Category: CCAS Newsmagazine, News

Title: CCAS Serves as a Hub of Knowledge Production

Author: By Coco Tait
Date Published: August 16, 2023

CCAS has been fortunate this year to work with over a dozen external partners to expand the reach and diversity of our public programming. Over the past academic year, the Center held over twenty-five hybrid and virtual events that reached thousands of live attendees. Highlights of the spring events programming included three major conferences and a multi-part series on Palestine, which are detailed below and here.

Palestine: Land, Life, Dignity

Over the spring semester, CCAS collaborated with American University’s Arab World Studies to feature four prominent Palestinian scholars and activists in a multi-part series exploring questions relating to land, life, and dignity within anti-colonial struggles. Their work brings to the forefront the living textures of colonial existence and highlights the centrality of innovation and collaborative visions in working against colonial erasures and in helping to forge emancipatory futures. Dr. Nour Joudah provided a glimpse of how mapping initiatives for Palestine and Hawai’i defy settler temporalities and work to actively build emancipatory futures. Ghadeer Malek performed poetry and discussed her seminal compilation (with co-author Ghaida Moussa), Min Fami: Arab feminist reflections on space, identity, and resistance. Nadera Shalhoub-Kevorkian’s event focused on the power of the story, and of indigenous feminist voices that articulate presence, steadfastness, and wounds. Shalhoub-Kevorkian emphasized that these voices mark existence, despite colonial attempts of erasure. Vivien Sansour shared images and processes of development for two of her most recent art works, “The Belly is a Garden”, and “Something Else is Possible.”

Towards Sustainable Peace and Democracy in Yemen

Towards Sustainable Peace and Democracy in Yemen was held on January 9th, in partnership with the DC think tank Democracy for the Arab World Now (DAWN) and the Tawakkol Karman Foundation. It brought together leading Yemeni figures, subject matter experts, and Biden Administration policy makers to discuss how best to reach a permanent ceasefire and build a lasting peace. The conference highlighted how the U.S. and the international community can play an important role by uplifting Yemeni voices, addressing major humanitarian crises, and supporting the regional economy. For this conference, CCAS served as a resource and hub for knowledge production by providing the logistical management and incoming CCAS Director Dr. Fida Adely delivering opening remarks.

Speaker at podium
Michael Provence gives his talk “Druze migrants, near and far Hawran and the Druze towns, villages and families”

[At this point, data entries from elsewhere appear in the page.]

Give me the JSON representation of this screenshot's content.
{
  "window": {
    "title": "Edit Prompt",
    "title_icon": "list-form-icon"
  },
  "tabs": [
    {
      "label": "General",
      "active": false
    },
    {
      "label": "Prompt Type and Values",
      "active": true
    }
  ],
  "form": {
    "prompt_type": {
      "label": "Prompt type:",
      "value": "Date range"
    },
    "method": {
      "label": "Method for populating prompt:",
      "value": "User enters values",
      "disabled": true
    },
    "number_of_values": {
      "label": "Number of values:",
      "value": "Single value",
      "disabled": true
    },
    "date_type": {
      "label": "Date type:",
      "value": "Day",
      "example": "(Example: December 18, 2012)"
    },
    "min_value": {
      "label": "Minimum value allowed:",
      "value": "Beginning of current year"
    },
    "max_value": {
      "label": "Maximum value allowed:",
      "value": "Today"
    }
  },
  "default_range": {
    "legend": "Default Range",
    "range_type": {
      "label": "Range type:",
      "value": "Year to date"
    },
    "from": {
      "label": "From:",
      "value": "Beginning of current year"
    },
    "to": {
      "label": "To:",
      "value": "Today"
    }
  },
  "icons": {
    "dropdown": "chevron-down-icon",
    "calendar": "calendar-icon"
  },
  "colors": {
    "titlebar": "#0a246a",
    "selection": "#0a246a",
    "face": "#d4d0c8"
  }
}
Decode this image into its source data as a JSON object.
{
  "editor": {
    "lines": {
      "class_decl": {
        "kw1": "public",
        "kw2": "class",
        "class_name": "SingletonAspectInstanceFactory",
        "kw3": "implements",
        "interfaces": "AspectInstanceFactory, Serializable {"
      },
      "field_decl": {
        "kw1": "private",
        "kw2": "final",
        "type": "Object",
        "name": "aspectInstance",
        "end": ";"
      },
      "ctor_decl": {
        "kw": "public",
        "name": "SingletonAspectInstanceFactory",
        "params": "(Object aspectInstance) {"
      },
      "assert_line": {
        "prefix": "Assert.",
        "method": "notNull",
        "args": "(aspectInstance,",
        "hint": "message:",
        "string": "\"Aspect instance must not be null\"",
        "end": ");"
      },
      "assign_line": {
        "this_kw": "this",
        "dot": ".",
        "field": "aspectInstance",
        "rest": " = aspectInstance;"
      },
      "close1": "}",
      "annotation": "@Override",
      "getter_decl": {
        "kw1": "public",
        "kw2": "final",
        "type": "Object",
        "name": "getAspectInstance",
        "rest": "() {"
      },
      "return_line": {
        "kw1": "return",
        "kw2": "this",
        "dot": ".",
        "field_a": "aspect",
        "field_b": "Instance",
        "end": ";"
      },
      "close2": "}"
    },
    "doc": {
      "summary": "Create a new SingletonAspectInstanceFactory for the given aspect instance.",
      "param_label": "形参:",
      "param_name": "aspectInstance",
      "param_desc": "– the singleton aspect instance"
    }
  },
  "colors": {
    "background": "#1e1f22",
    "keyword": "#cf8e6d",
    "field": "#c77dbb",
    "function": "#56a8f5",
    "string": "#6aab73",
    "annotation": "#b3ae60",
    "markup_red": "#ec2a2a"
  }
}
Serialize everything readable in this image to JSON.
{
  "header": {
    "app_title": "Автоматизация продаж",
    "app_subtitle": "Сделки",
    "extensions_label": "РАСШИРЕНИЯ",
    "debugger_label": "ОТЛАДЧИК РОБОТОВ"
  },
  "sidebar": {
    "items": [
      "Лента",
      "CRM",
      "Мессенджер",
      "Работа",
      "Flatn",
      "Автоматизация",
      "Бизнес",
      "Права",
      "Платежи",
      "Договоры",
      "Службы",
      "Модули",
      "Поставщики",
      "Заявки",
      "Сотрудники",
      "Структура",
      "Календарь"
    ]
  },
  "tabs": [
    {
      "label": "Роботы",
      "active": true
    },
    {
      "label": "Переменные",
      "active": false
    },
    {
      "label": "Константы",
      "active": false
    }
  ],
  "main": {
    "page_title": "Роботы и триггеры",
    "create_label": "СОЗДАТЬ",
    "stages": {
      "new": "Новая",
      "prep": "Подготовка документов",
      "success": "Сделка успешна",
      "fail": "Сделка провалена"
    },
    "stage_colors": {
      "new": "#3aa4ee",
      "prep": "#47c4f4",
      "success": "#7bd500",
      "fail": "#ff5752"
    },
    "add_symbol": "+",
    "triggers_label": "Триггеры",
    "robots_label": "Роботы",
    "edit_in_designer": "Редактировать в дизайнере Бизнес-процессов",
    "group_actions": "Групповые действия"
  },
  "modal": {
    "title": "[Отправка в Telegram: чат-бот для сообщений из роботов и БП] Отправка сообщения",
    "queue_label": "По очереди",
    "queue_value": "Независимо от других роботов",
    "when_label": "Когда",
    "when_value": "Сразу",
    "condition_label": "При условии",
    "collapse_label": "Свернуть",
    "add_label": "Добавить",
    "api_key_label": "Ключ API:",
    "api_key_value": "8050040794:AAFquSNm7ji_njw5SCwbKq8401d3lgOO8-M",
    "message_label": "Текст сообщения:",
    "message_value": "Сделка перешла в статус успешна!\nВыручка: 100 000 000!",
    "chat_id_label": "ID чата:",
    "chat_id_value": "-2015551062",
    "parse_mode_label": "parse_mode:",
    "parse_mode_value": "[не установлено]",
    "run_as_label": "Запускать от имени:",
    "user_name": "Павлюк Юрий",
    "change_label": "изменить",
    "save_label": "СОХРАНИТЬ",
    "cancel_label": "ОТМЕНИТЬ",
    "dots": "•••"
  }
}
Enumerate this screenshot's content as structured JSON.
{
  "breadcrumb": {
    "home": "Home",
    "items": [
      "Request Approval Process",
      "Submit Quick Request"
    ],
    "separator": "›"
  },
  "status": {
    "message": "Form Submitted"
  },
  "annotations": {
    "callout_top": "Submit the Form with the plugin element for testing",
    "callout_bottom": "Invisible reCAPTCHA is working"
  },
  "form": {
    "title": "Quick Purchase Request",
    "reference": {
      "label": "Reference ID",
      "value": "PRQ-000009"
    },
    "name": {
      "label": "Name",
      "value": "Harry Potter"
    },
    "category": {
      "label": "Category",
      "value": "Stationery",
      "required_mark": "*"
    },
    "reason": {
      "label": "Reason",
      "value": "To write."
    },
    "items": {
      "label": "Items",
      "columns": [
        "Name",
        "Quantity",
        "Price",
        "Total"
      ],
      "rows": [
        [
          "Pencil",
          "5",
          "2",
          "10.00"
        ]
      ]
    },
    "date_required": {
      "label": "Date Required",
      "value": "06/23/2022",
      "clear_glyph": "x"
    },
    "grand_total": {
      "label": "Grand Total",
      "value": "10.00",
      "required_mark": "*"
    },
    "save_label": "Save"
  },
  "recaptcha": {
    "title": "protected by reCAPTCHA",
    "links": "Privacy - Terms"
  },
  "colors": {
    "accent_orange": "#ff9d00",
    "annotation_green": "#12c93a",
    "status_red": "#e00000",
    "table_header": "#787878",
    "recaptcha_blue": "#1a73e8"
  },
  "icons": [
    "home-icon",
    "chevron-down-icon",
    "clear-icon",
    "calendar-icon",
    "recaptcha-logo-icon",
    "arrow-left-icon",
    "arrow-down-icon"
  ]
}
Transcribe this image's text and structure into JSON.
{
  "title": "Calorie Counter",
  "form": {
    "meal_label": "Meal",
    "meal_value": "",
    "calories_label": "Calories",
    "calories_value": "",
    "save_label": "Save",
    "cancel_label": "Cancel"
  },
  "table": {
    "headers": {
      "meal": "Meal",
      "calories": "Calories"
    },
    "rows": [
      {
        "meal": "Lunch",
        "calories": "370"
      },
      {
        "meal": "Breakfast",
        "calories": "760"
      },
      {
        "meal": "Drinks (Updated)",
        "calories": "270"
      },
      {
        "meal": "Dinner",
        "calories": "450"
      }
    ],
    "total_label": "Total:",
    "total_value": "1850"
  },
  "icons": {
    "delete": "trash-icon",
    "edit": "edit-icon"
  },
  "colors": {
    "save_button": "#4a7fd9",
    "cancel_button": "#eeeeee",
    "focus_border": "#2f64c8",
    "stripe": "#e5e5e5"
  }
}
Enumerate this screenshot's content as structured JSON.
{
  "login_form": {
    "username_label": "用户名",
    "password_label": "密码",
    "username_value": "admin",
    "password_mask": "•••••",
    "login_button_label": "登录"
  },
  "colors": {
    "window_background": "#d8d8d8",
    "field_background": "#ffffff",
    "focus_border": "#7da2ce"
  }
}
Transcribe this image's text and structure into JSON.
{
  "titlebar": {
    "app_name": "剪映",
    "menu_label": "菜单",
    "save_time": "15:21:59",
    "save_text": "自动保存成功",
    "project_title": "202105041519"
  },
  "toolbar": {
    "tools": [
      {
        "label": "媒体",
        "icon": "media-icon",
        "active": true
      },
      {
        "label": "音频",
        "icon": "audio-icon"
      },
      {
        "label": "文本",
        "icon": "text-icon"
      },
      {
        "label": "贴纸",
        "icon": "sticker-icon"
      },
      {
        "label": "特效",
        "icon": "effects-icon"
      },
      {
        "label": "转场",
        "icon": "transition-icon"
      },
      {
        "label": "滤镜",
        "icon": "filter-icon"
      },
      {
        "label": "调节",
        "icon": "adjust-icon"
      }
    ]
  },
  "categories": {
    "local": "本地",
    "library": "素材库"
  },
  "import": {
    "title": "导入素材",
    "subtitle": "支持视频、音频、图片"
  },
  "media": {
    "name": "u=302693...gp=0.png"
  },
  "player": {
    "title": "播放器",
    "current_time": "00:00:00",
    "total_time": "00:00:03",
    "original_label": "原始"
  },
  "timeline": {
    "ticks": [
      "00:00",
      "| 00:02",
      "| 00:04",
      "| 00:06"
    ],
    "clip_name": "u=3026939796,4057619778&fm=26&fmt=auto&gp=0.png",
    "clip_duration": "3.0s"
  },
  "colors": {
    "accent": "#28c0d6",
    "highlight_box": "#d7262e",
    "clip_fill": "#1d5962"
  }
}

The Druze in their Adopted Lands

On April 14-15th CCAS, in partnership with the American Druze Foundation (ADF) and the Department of History and Archaeology at the American University of Beirut, hosted The Druze in their Adopted Lands. The conference, which brought together panels of leading researchers from across the United States, Europe, and the Middle East, explored the social and cultural evolution of the Druze, and the political roles of Druze communities, both in their countries of origin as well as in the diaspora. Among the speakers and moderators were current and former CCAS American Druze Foundation Fellows, including Dr. Benan Grams, Dr. Graham Pitts, and Dr. Lindsey Pullum.  

 


Coco Tait is the CCAS Events and Program Manager.